In the wave of artificial intelligence moving towards real-time interaction, JD.com has officially open-sourced its core achievement - the real-time video vision-language interaction model JoyAI-VL-Interaction. As the world's first fully open-source interactive vision model, the system not only received deep support from vLLM-Omni, but also marks the official transition of AI assistants from traditional "passive response" to "watch and speak" autonomous observation mode.

Compared to the previous lagging mode where processing of the video would start only after the user asked a question, JoyAI-VL-Interaction demonstrates a high level of initiative. It has the ability to continuously observe the video stream, intelligently determining when to intervene in the conversation and when to remain silent, thus providing a more natural and smooth experience in interactions.

image.png

This improvement in real-time response capability is crucial for handling dynamic information. Traditional video understanding technologies are often limited by the "upload first, then analyze" process, which is difficult to meet the needs in scenarios requiring high real-time performance such as security monitoring, live broadcasting interpretation, or operation guidance. JoyAI-VL-Interaction can process the ongoing video stream immediately, truly achieving synchronization between image changes and intelligent responses.
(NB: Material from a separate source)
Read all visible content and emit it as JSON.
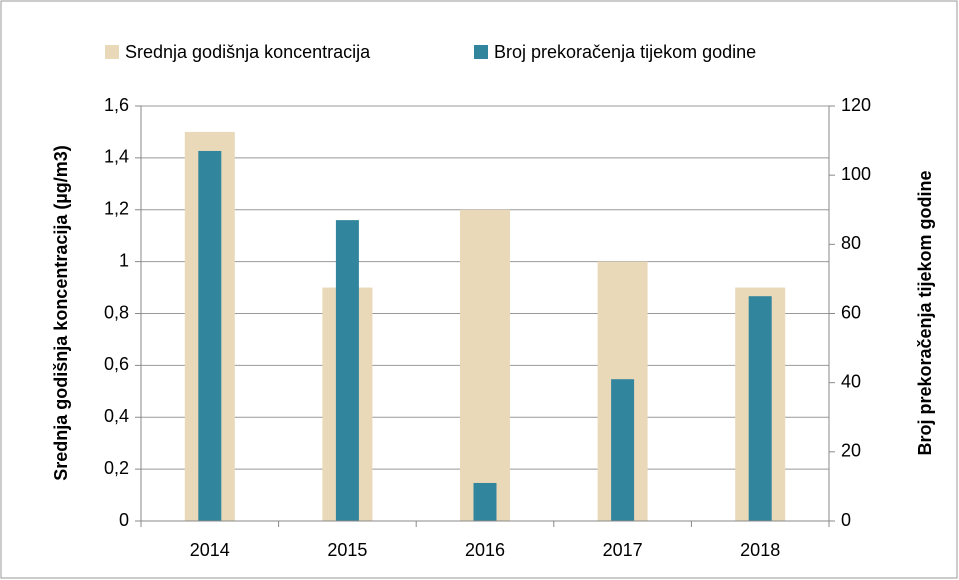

A more technical highlight is its "background delegation" mechanism. When facing high-level tasks such as generating code, complex reasoning, or tool calls, the model can flexibly offload tasks to the background Agent system, while the front-end model continues to maintain real-time observation of the scene. This parallel workflow of "observation and interaction" allows the AI assistant to maintain seamless communication with users while executing complex logic.

In terms of compatibility and scalability, the model supports various video input sources such as cameras, live streams, and various surveillance signals, and allows developers to flexibly replace ASR, TTS, long-term memory modules, or external API interfaces according to business needs.